19.11.2010 / Selahattin Duman - Bu Davullar Acaba Kimin İçin Çalıyor?

     Kimin için olacak, medya leşkerleri için.. Kafasını soktuğu internet çukurundan çıkarmayan medya leşkerlerinden söz ediyorum.. İki vakitte bir delinin biri kuyuya bir taş atıyor.. Meselde o taşı akıllılar çıkarmaya uğraşır.. Bizde diğer deliler çıkarmaya çalışıyor..

     Güzel Atatürkümüz’ün sağlığında üzerine laf etmediği konu pek yoktur.. Eğer etmemişse bunun sebebi o konunun henüz güncel hayata girmemiş olmasındandır..

     Temsil, adına “Rugby” dedikleri Amerikan futbolu o vakitler bizde bilinmiyordu..

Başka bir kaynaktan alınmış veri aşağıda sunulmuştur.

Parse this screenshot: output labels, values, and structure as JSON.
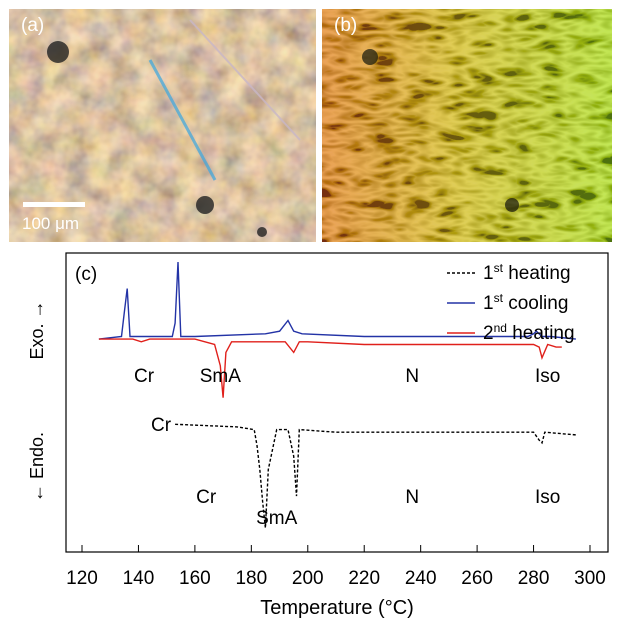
{
  "panels": {
    "a": {
      "label": "(a)",
      "scale_label": "100 μm"
    },
    "b": {
      "label": "(b)"
    }
  },
  "chart_data": {
    "type": "line",
    "panel_label": "(c)",
    "xlabel": "Temperature (°C)",
    "ylabel_top": "Exo. →",
    "ylabel_bottom": "← Endo.",
    "xlim": [
      120,
      300
    ],
    "ylim": [
      0,
      100
    ],
    "xticks": [
      "120",
      "140",
      "160",
      "180",
      "200",
      "220",
      "240",
      "260",
      "280",
      "300"
    ],
    "legend_position": "top-right",
    "series": [
      {
        "name": "1st heating",
        "color": "#000000",
        "dash": true,
        "x": [
          153,
          175,
          181,
          182,
          183,
          184,
          185,
          186,
          189,
          193,
          195,
          196,
          197,
          210,
          250,
          280,
          282,
          283,
          284,
          295
        ],
        "y": [
          39,
          38,
          37,
          31,
          22,
          10,
          0,
          22,
          37,
          37,
          27,
          12,
          37,
          36,
          36,
          36,
          33,
          32,
          36,
          35
        ]
      },
      {
        "name": "1st cooling",
        "color": "#2333a6",
        "dash": false,
        "x": [
          126,
          134,
          135,
          136,
          137,
          140,
          152,
          153,
          154,
          155,
          160,
          185,
          190,
          193,
          195,
          198,
          220,
          250,
          278,
          280,
          281,
          283,
          286,
          295
        ],
        "y": [
          71,
          72,
          81,
          90,
          72,
          72,
          72,
          77,
          100,
          72,
          72,
          73,
          74,
          78,
          74,
          73,
          72,
          72,
          72,
          73,
          74,
          72,
          72,
          71
        ]
      },
      {
        "name": "2nd heating",
        "color": "#e0201b",
        "dash": false,
        "x": [
          126,
          138,
          141,
          144,
          160,
          167,
          169,
          170,
          171,
          173,
          180,
          192,
          195,
          197,
          200,
          220,
          250,
          280,
          282,
          283,
          285,
          288,
          290
        ],
        "y": [
          71,
          71,
          70,
          71,
          71,
          69,
          61,
          49,
          66,
          70,
          70,
          70,
          66,
          70,
          70,
          69,
          69,
          69,
          68,
          64,
          69,
          68,
          68
        ]
      }
    ],
    "annotations": {
      "upper": [
        {
          "text": "Cr",
          "x": 142
        },
        {
          "text": "SmA",
          "x": 169
        },
        {
          "text": "N",
          "x": 237
        },
        {
          "text": "Iso",
          "x": 285
        },
        {
          "text": "Cr",
          "x": 148,
          "row": "below"
        }
      ],
      "lower": [
        {
          "text": "Cr",
          "x": 164
        },
        {
          "text": "SmA",
          "x": 189,
          "row": "below"
        },
        {
          "text": "N",
          "x": 237
        },
        {
          "text": "Iso",
          "x": 285
        }
      ]
    }
  }
}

     Eğer bilinseydi ve şimdi bir Rugby Federasyonumuz olsaydı ihtimal duvarlarından birine Atatürkümüz’ün şöyle bir özlü sözü asılırdı..

     “Şurası muhakkak ki rugby oyunu, Türk gençliğinin şecaat ve mukavemetine en uygun spordur.. Kemal Atatürk.”

     Tabii yukarıdaki sanal özlü söze ecnebi lisaniyatından “Rugby” sözcüğünü ihtiyaçtan ben tıkıştırdım..

     Koskoca “Türk Dil Kurumu” buna bir isim bulamayacak değil elbet.. “Yamuktop Sporu” der çıkarlardı işin içinden..

     ***

     Atatürk’ü her işe bulaştırma hevesimiz bir türkü yüzünden ters tepti..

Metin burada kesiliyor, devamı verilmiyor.